You may ask who would benefit from the loan write-offs. The student loan cancelations’ significant beneficiaries would be wealthier students who took out loans to pay for their expensive graduate degrees. As Preston Cooper of Forbes explains, graduate borrowers will receive 80 percent of loan forgiveness benefits. Lower-income undergraduate students typically owe much less because they are eligible for pell grants at public universities and sometimes institutional grants at private ones. 

A study from the University of Chicago estimated that the top 10 percent of households by income would reap six times as much benefit from a $50,000 student loan cancelation as the bottom 10 percent.
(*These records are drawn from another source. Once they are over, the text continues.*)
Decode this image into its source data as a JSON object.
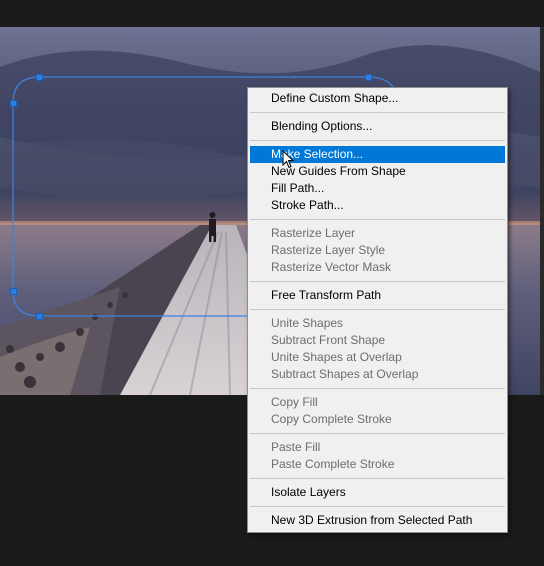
{
  "colors": {
    "menu_bg": "#f0f0f0",
    "highlight": "#0078d7",
    "path_stroke": "#2f7fe0",
    "workspace_bg": "#1a1a1a"
  },
  "context_menu": {
    "groups": [
      [
        {
          "label": "Define Custom Shape...",
          "enabled": true
        }
      ],
      [
        {
          "label": "Blending Options...",
          "enabled": true
        }
      ],
      [
        {
          "label": "Make Selection...",
          "enabled": true,
          "highlighted": true
        },
        {
          "label": "New Guides From Shape",
          "enabled": true
        },
        {
          "label": "Fill Path...",
          "enabled": true
        },
        {
          "label": "Stroke Path...",
          "enabled": true
        }
      ],
      [
        {
          "label": "Rasterize Layer",
          "enabled": false
        },
        {
          "label": "Rasterize Layer Style",
          "enabled": false
        },
        {
          "label": "Rasterize Vector Mask",
          "enabled": false
        }
      ],
      [
        {
          "label": "Free Transform Path",
          "enabled": true
        }
      ],
      [
        {
          "label": "Unite Shapes",
          "enabled": false
        },
        {
          "label": "Subtract Front Shape",
          "enabled": false
        },
        {
          "label": "Unite Shapes at Overlap",
          "enabled": false
        },
        {
          "label": "Subtract Shapes at Overlap",
          "enabled": false
        }
      ],
      [
        {
          "label": "Copy Fill",
          "enabled": false
        },
        {
          "label": "Copy Complete Stroke",
          "enabled": false
        }
      ],
      [
        {
          "label": "Paste Fill",
          "enabled": false
        },
        {
          "label": "Paste Complete Stroke",
          "enabled": false
        }
      ],
      [
        {
          "label": "Isolate Layers",
          "enabled": true
        }
      ],
      [
        {
          "label": "New 3D Extrusion from Selected Path",
          "enabled": true
        }
      ]
    ]
  },
  "icons": {
    "cursor": "arrow-cursor-icon"
  }
}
Moreover, about two-thirds of people currently in the workforce did not graduate from college. Those with only high school diplomas typically earn 85 percent less than those with college degrees. But hold on: Isn’t it the Democratic Party that stands in solidarity with the less fortunate? Apparently not. Democrats would force working-class individuals who did not even go to college to subsidize the loans of disproportionally more affluent individuals who did. 

Not only is the policy regressive, but thousands of borrowers have already paid back their loans—in full. It is a slap in the face to those who responsibly paid back the debt they voluntarily took on.

This also sends a terrible message to young adults: they cannot and should not be responsible for their own finances. There is no worse life lesson to be taught than teaching people that other taxpayers will pick up the slack for their own irresponsible decisions. 

Progressives who discuss the issue rarely mention the fact that the government ruined tuition prices and student loans in the first place. The federal takeover of loans has exemplified a broad-scale push by the government to incentivize people to go to college, take out subsidized loans, and major in something where they do not learn life skills. Private-sourced loans generally have higher interest rates, and banks do not want to lend to incoming college students majoring in gender studies. This effectively means that the government is artificially driving up college costs because they have created more demand and not as much supply to keep up. 

Canceling student loan debt today would then make people question future loans. Many more students would then respond to the stimulus by taking out loans for themselves—expecting that this would not be the last cancelation. This exacerbates the problem by further increasing the demand for college, and therefore tuition prices and student loan debt along with it.

The issue is not just the fault of the government, either. Universities have continued to scam students by offering less income-driven degrees, which they know will be subsidized by the government. 

Progressives’ poorly thought-out solution to the problem takes away from legitimate policy proposals we should be considering to drive tuition prices down—policies such as the privatization of student loans. 

But if Democrats are so serious about this idea, they should put it up for a Senate vote today. They will not, and my guess for why is that even Mr. Schumer recognizes it is only popular among blue-checkmark progressive elites.

Mr. Nikfar is a Sophomore at Chapman University studying Pre-Pharmacy.